Destaque-se que as indicações apresentadas acerca de como as ações do Serviço introduziram mudanças nas populações contatadas têm uma conseqüência importante, ou seja, o fato de as análises realizadas sobre as populações indígenas, ou a partir delas, necessitarem incorporar uma reflexão sobre os efeitos que têm sobre essas populações (sobre o seu modo de se autoconceberem, conceberem ao outro e se organizarem socialmente) as ações dos diversos poderes, em particular, o estatal.

A última parte do livro tem como foco de análise a estrutura organizacional do órgão e as tarefas desempenhadas durante sua inserção nos distintos Ministérios.
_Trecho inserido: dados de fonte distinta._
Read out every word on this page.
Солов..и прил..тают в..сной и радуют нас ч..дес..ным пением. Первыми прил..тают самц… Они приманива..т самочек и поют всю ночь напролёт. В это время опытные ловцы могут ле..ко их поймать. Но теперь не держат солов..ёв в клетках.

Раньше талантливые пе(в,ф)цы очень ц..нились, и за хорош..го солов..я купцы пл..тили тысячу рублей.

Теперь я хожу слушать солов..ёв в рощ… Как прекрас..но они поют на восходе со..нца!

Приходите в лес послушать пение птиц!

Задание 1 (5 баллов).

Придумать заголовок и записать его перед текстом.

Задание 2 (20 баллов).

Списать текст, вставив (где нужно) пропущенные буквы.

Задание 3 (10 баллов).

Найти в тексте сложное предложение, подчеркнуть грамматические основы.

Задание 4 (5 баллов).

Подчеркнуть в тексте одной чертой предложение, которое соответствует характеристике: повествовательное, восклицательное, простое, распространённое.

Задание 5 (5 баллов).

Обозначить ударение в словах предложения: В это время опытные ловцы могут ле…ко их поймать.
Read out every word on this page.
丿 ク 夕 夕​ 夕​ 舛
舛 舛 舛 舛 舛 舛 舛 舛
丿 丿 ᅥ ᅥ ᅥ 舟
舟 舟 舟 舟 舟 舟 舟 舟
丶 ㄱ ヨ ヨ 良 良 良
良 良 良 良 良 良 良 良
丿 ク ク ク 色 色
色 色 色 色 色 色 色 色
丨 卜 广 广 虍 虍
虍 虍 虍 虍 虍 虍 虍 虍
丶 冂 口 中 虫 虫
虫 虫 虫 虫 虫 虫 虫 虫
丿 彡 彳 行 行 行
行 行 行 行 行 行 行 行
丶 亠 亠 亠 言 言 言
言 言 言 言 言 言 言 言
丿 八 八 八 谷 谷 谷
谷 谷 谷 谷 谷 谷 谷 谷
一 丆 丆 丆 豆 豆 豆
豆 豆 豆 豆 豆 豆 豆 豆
A articulação do Serviço nos planos nacional (subdiretorias e seções), regional (inspetorias) e local (postos, povoações indígenas, centros agrícolas e delegacias) é discutida, assim como suas atribuições. Levar em conta na análise do Serviço sua inserção diferenciada nos Ministérios, permite ao autor perceber suas mudanças de status e orientações.

Produto de um conjunto de investigações desenvolvidas ao longo de onze anos, o livro de Lima traz à luz parte da história esquecida da relação entre poder estatal e populações indígenas. História que apesar de não ser objeto de reflexões (acadêmicas ou administrativas), e talvez graças, sobretudo, a isso, permanece presente nas opções, propostas e ações implementadas junto às populações indígenas. Longe de comprometer o livro, lamenta-se, contudo, a falta de uma revisão mais cuidadosa do texto. Em alguns períodos, palavras e frases soltas trazem um certo prejuízo à compreensão. Enfim, se o leitor me permite, sugeriria que a leitura fosse iniciada pelas fotos reproduzidas pelo autor no "Caderno Iconográfico". Embora não haja referências a cada uma das fotos, o fato de que quanto mais se avança na leitura do livro melhor se compreende o que está em jogo nas imagens, parece-me indicativo da força da análise produzida por Lima.